Dieses dreifache "Du" steht am Anfang. Und ist es nicht auch ein wenig in der Kunst so, dass in der Kunst etwas von dieser gratuité, von dieser umsonst geschenkten Zeit, Kraft und Schönheit zum Ausdruck kommt? Wenn ich an den Fialturm denke, der ganz hoch oben, auf 100m Höhe, jetzt renoviert wird, und der in allen Details ganz genau nachgemacht wird nach dem mittelalterlichen Fialturm, dessen Steine schon zerbröseln:. Ohne dass es jemals dort oben jemand sehen wird - hier unten vom Stephansplatz aus sieht man es nicht, man könnte ruhig dort oben die Fialen, die kleinen Netzwerke, die kleinen Ornamente der Gotik nur grob und oberflächlich gestalten. Aber im Mittelalter hat man auch ganz hoch oben auf dem Turm alles in größter Feinheit gestaltet, weil es ja um die Ehre Gottes geht. Er sieht auch auf 100m Höhe, was dort die Steinmetze gemacht haben.

Und hängt es nicht auch mit dieser Haltung zusammen, dass wir Feste richtig feiern können? Nicht, weil es nützlich ist, sondern einfach, weil es gut ist, in der Ungeschuldetheit zu feiern. Nicht, um die Zeit totzuschlagen und nutzlos oder sinnlos herumzuhängen, sondern um zu feiern. Auch das hängt damit zusammen, und dort, wo der Sinn für den Gottesdienst verloren geht, dort geht wohl auch der Sinn für das Fest verloren.

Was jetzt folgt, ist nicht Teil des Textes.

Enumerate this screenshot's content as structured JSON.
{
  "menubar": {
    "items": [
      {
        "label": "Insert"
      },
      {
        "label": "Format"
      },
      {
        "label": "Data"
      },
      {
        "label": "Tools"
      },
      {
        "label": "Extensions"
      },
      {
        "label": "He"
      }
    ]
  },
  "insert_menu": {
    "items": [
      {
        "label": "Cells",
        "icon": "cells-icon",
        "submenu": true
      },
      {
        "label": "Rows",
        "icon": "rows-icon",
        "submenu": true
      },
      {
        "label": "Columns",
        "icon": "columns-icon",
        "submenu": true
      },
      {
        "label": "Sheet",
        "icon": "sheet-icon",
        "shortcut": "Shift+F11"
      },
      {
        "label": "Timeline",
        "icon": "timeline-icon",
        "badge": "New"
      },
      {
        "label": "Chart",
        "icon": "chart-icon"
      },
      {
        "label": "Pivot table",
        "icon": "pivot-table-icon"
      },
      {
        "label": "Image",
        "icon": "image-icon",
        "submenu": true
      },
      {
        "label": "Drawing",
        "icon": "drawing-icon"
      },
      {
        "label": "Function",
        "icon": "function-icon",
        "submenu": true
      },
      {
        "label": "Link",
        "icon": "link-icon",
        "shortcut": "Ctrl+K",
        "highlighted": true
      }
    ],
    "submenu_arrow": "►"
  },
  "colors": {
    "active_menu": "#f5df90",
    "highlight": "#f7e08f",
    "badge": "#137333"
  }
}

Alles zur höheren Ehre Gottes: Das "Vater Unser" beginnt mit diesem dreifachen "Dein, Dein, Dein, Vater". So steht am Anfang des "Vater Unser" die sehnliche Bitte Jesu, dass der Name des Vaters verherrlicht werde, dass sein Reich komme und sein Wille geschehe. "Vater, verherrliche deinen Namen" so betet Jesus im hohepriesterlichen Gebet. Aber gleichzeitig kommt in diesen drei ersten Bitten, in diesem dreimaligen "Dein, Dein, Dein" auch ein flehentliches Bitten der ganzen Not der Menschen zum Ausdruck. Es ist ein Notruf der Menschheit, die nach Gott dürstet, denn was tut uns mehr Not, als dass Gott verherrlicht werde? Denn die Bitte, dass Gott verherrlicht werde: "Dein Name, Dein Reich, Dein Wille", ist ja auch die Bitte, dass wir aus unserer Not gerettet werden. Wenn wir flehentlich bitten, "Dein Reich komme, Vater" dann tun wir das ja, weil wir wissen, wie groß die Not ist. Deshalb wenden wir uns vertrauensvoll dem Vater zu. Dein Name soll verherrlicht werden, nicht unser Name. "Nicht uns, o Herr, bring zu Ehren, nicht uns, sondern deinen Namen, in deiner Huld und Treue!" heißt es im Psalm 115. Wie viel Unheil geschieht, weil wir nur auf unseren Namen schauen, auf unseren Ruf, auf unser Ansehen, auf unsere Bedeutsamkeit und Wichtigkeit und nicht auf den Namen Gottes. Und wie viel Unheil geschieht, weil dieser oder jener Große dieser Welt seinen Namen groß machen will und nicht den Namen Gottes, weil es ihm um den Namen der Nation oder die eigene Macht geht. Umso flehentlicher wird die Bitte: "Dein Name werde verherrlicht".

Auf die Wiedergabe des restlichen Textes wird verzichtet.